Entre manœuvres tactiques et puissance de feu, David Ayer nous plonge au cœur du combat et montre la lourdeur et la dureté des affrontements. L'immersion est parfaite. Au moyen d’un réalisme saisissant (hémoglobine, boue, crasse, corps déchiquetés etc.) et au travers de cette épopée suicidaire, le cinéaste dépeint un univers irrationnel sans pitié. Pas de patriotisme à la mords-moi le nœud, pas (trop) de gloriole non plus. Chez lui, les Américains ne sont pas tous des gentils libérateurs.

Cependant, contrairement à de nombreux critiques, on ne partage pas entièrement leur enthousiasme. Car malgré tout, «Fury» souffre de plusieurs défauts. Écrivons-le tout de go, les maladresses sont pléthoriques: sentimentalisme malvenu, kyrielle de balourdises, ribambelle de clichés, myriade d’incohérences, paternalisme gnangnan, dialogues creux ou sonnant faux, musique envahissante, récit un peu court (et du coup un film un chouïa long), effets gores à outrance purement gratuits sans compter des personnages ainsi que des situations qui manquent sensiblement de subtilité.

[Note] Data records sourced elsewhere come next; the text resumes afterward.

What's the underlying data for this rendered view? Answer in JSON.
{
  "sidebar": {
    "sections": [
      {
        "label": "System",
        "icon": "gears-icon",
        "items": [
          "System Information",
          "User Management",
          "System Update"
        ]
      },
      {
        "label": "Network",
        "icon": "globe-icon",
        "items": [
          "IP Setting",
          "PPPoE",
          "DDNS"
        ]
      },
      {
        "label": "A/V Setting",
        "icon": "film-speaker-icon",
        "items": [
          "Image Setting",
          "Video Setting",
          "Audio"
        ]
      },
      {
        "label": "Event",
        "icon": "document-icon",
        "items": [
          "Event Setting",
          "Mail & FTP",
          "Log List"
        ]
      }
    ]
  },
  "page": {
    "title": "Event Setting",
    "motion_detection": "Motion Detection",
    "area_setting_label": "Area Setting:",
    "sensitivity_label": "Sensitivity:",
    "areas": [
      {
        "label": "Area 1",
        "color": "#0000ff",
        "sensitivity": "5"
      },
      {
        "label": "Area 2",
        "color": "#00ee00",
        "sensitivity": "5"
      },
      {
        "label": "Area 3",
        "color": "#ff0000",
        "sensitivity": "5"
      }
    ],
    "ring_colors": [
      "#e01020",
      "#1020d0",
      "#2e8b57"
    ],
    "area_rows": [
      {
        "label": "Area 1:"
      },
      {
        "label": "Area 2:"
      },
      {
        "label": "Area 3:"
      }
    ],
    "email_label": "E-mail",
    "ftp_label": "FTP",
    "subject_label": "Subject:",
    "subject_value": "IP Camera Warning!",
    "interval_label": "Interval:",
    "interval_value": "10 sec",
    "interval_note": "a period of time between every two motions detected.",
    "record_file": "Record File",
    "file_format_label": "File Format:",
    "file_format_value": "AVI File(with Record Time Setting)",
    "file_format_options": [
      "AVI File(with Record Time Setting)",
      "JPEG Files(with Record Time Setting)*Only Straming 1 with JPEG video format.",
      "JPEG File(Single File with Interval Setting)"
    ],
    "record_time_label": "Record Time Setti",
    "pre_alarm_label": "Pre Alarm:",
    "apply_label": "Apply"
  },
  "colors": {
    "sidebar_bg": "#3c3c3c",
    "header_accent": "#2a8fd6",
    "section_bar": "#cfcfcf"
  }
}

On retombe ainsi dans les travers de David Ayer, soit l’envie d'offrir un actionner bourrin calibré pour être accessible à tout Américain moyen. Si la guerre, ce n’est pas le fin du fin, il s’agit de ne pas en rajouter une triple couche et de surligner toute la bobine du film au marqueur rouge. On déplore également un manque de précisions techniques sur ces engins de guerre. On aurait aimé en savoir davantage. Cela dit, au final, le cinéaste offre tout de même un spectacle âpre et viscéral qui prend aux tripes dès le début. Le cahier des charges de la Columbia (Sony) est respecté et le divertissement, lui, est sain et sauf. Pour le studio, c’est mission réussie.

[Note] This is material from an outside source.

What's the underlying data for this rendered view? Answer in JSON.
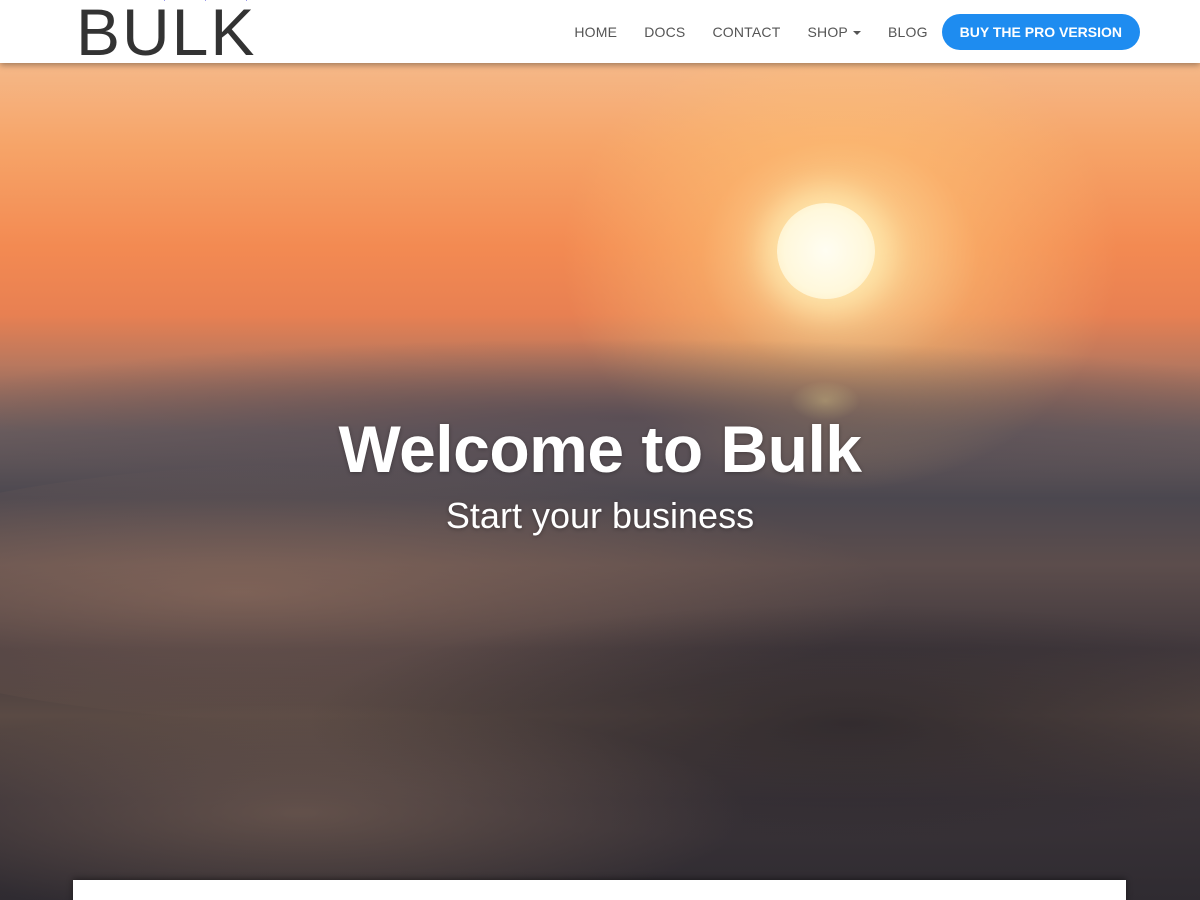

A noter: en avril dernier, on vous disait tout le mal qu’on pensait de Logan Lerman à l’occasion de la sortie de «Noah» dans les salles obscures. Force est de constater qu’aujourd’hui, l'acteur s’est racheté une place dans l'estime du cinéphile. C’est indéniable, le jeunot a pris en maturité sur le tournage difficile de «Fury». Toutefois, il ne possède pas encore l’intensité de jeu d’un Brad Pitt (en mode Inglourious Basterd) ou d’un Shia LaBeouf, lequel a opéré le bon choix en voulant absolument s’extraire de «Transformers», la saga débilitante de Michael Bay.